The findings and conclusions in these presentations have not been formally disseminated by the Centers for Disease Control and Prevention and should not be construed to represent any agency determination or policy.

Tuesday, March 11, 2008 - 10:45 AM
A1d

Missed Gonorrhea Infections by Anatomic Site among Asymptomatic Men who have Sex with Men (MSM) Attending U.S. STD Clinics, 2002-2006

Kristen C. Mahle1, Donna J. Helms1, Matthew R. Golden2, Lenore E. Asbel3, Thomas Cherneskie4, Beau Gratzer5, Charlotte K. Kent1, Jeffrey D. Klausner6, Cornelis Rietmeijer7, Akbar M. Shahkolahi8, Ed Weckerly9, and Hillard S. Weinstock10. (1) Division of STD Prevention, Centers for Disease Control and Prevention, 1600 Clifton Road, E-02, Atlanta, GA, USA, (2) Infectious Diseases, Public Health - Seattle & King County, University of Washington, Harborview Medical Center, 325 9th Ave., Box 359777, Seattle, WA, USA, (3) Division of Disease Control, Philadelphia Department of Public Health and Drexel University, 500 S. Broad Street, Philadelphia, PA, USA, (4) NYC Department of Health & Mental Hygiene, 125 Worth St CN 73, New York, NY, USA, (5) Howard Brown Health Center, 4025 N. Sheridan Road, Chicago, IL, USA, (6) STD Prevention and Control Services, San Francisco Department of Public Health, 1360 Mission St, Suite 401, San Francisco, CA, USA, (7) Denver Public Health Department, 605 Bannock St, Denver, CO, USA, (8) Whitman Wailker Clinic, 1701 14 St.

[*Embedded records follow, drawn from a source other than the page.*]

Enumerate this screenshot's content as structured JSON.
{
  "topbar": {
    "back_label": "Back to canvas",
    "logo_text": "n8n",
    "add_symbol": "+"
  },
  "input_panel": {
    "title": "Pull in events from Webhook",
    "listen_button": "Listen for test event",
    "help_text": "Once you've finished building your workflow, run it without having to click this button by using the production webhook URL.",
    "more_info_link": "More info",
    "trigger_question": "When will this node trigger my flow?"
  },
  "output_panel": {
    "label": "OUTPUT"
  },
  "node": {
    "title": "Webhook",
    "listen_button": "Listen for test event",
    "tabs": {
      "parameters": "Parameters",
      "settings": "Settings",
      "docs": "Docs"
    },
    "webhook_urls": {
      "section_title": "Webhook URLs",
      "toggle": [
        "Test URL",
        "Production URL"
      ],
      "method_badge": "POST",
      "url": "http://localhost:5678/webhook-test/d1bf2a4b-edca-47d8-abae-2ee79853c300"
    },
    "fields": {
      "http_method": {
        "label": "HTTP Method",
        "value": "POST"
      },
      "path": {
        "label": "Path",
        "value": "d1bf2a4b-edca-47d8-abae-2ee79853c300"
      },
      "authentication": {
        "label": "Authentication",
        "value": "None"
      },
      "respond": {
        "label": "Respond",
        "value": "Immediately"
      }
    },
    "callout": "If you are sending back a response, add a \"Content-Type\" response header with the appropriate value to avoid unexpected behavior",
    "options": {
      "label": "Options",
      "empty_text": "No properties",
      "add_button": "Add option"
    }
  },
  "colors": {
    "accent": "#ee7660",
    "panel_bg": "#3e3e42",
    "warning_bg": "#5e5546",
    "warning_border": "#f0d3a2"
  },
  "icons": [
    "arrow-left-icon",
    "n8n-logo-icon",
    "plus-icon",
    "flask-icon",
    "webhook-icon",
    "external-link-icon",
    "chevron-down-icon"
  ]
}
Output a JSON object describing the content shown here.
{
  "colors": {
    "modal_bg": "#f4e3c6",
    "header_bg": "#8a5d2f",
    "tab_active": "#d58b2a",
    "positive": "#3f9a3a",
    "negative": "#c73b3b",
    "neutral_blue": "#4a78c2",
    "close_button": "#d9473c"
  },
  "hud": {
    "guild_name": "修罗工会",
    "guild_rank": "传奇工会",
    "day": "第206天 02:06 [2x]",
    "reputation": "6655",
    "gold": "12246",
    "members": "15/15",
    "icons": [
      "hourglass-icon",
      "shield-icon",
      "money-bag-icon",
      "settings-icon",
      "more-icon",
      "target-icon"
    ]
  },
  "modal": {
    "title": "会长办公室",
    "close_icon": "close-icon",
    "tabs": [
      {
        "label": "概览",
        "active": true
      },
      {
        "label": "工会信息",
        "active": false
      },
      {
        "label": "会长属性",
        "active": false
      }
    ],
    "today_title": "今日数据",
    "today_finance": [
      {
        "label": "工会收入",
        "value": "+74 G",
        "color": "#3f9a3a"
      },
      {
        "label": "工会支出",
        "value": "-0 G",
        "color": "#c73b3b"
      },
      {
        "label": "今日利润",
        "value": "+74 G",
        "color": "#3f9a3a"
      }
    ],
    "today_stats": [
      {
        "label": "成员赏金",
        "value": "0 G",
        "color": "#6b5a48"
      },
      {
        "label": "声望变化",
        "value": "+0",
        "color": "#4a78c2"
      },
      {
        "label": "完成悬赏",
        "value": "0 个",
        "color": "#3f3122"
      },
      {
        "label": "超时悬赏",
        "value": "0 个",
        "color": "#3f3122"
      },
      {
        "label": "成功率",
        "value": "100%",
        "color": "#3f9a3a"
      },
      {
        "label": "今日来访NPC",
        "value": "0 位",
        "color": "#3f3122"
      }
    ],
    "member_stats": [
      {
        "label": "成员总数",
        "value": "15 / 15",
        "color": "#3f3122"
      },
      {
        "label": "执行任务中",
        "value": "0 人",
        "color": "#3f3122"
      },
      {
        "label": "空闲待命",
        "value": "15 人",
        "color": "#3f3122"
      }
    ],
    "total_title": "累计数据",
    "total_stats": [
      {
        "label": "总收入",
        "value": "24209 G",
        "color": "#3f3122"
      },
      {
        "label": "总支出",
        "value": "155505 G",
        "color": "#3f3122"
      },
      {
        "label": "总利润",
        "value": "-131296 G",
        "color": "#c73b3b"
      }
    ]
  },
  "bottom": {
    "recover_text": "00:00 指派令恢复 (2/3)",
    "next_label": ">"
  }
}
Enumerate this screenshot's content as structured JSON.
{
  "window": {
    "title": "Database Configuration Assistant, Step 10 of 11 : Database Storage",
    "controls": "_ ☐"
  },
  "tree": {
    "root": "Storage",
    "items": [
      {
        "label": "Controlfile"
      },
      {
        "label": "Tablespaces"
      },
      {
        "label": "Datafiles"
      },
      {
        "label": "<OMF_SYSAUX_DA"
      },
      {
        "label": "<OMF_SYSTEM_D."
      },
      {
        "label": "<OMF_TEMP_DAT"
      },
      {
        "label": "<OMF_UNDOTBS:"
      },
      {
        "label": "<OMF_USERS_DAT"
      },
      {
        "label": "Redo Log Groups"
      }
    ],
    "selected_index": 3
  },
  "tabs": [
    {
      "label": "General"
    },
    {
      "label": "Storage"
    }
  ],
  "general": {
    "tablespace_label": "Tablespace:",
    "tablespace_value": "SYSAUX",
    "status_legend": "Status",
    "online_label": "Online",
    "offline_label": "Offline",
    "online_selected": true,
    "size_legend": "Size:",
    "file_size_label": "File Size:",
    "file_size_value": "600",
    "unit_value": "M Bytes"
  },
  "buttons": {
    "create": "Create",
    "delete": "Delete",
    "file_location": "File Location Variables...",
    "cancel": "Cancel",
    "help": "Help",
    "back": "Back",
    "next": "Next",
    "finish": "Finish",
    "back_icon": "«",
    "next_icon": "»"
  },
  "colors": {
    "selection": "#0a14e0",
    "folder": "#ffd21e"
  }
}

N.W, Washington, DC, USA, (9) Bureau of HIV/STD Prevention, Texas Department of State Health Services, 1100 W 49th Street, Austin, TX, USA, (10) The Division of Sexually Transmitted Disease Prevention/Epidemiology and Surveillance Branch, Centers for Disease Control and Prevention, 1600 Clifton Road, Mailstop E-02, Atlanta, GA, USA


Background:
Asymptomatic infections account for a large proportion of rectal and pharyngeal gonorrhea in MSM. CDC recommends at least annual gonorrhea testing for sexually active MSM at all potentially exposed anatomic sites.

Objective:
To evaluate the proportion of asymptomatic MSM tested at all exposed anatomic sites and estimate the proportion of infections missed as a result of incomplete testing in STD clinics from 2002-2006.

Method:
As part of CDC's MSM Prevalence Monitoring Project, STD clinics in eight cities (Chicago, Denver, District of Columbia, Houston, New York City, Philadelphia, San Francisco, and Seattle) submitted data collected during routine care. City-specific medians and ranges were calculated for gonorrhea positivity and the estimated proportion of infections missed.

Result:
Among asymptomatic MSM (n = 36,926), gonorrhea testing occurred in a median of 91.3% (50.8-96.3%) of patient-visits reporting urethral exposure, 64.1% (3.5-91.1%) reporting rectal exposure, and 74.3% (4.5-92.1%) reporting pharyngeal exposure. Asymptomatic men were tested at all exposed anatomic sites during 52.1% (5.2-87.9%) of visits, and at least one test was positive during 5.9% (1.5-10.1%) of these visits. In this group, infections were identified in a median of 1.1% (0.4-2.1%) of urethral specimens, 5.2% (3.4-16.7%) of rectal specimens, and 3.5% (1.0-8.1%) of pharyngeal specimens. To calculate the percent of infections missed in asymptomatic men who were not tested at all reported sites of exposure, we assumed that infections were equally common in both groups. An estimated 8.6% (3.7-49.1%) of urethral infections, 35.3% (8.8-96.4%) of rectal infections, and 25.4% (7.8-95.4%) of pharyngeal infections remained undiagnosed.

Conclusion:
A substantial proportion of asymptomatic gonoccocal infections are missed because MSM are not consistently tested at rectal and pharyngeal sites as recommended by CDC.

Implications:
In asymptomatic MSM visiting STD clinics, routine testing should be conducted at all anatomic sites of exposure.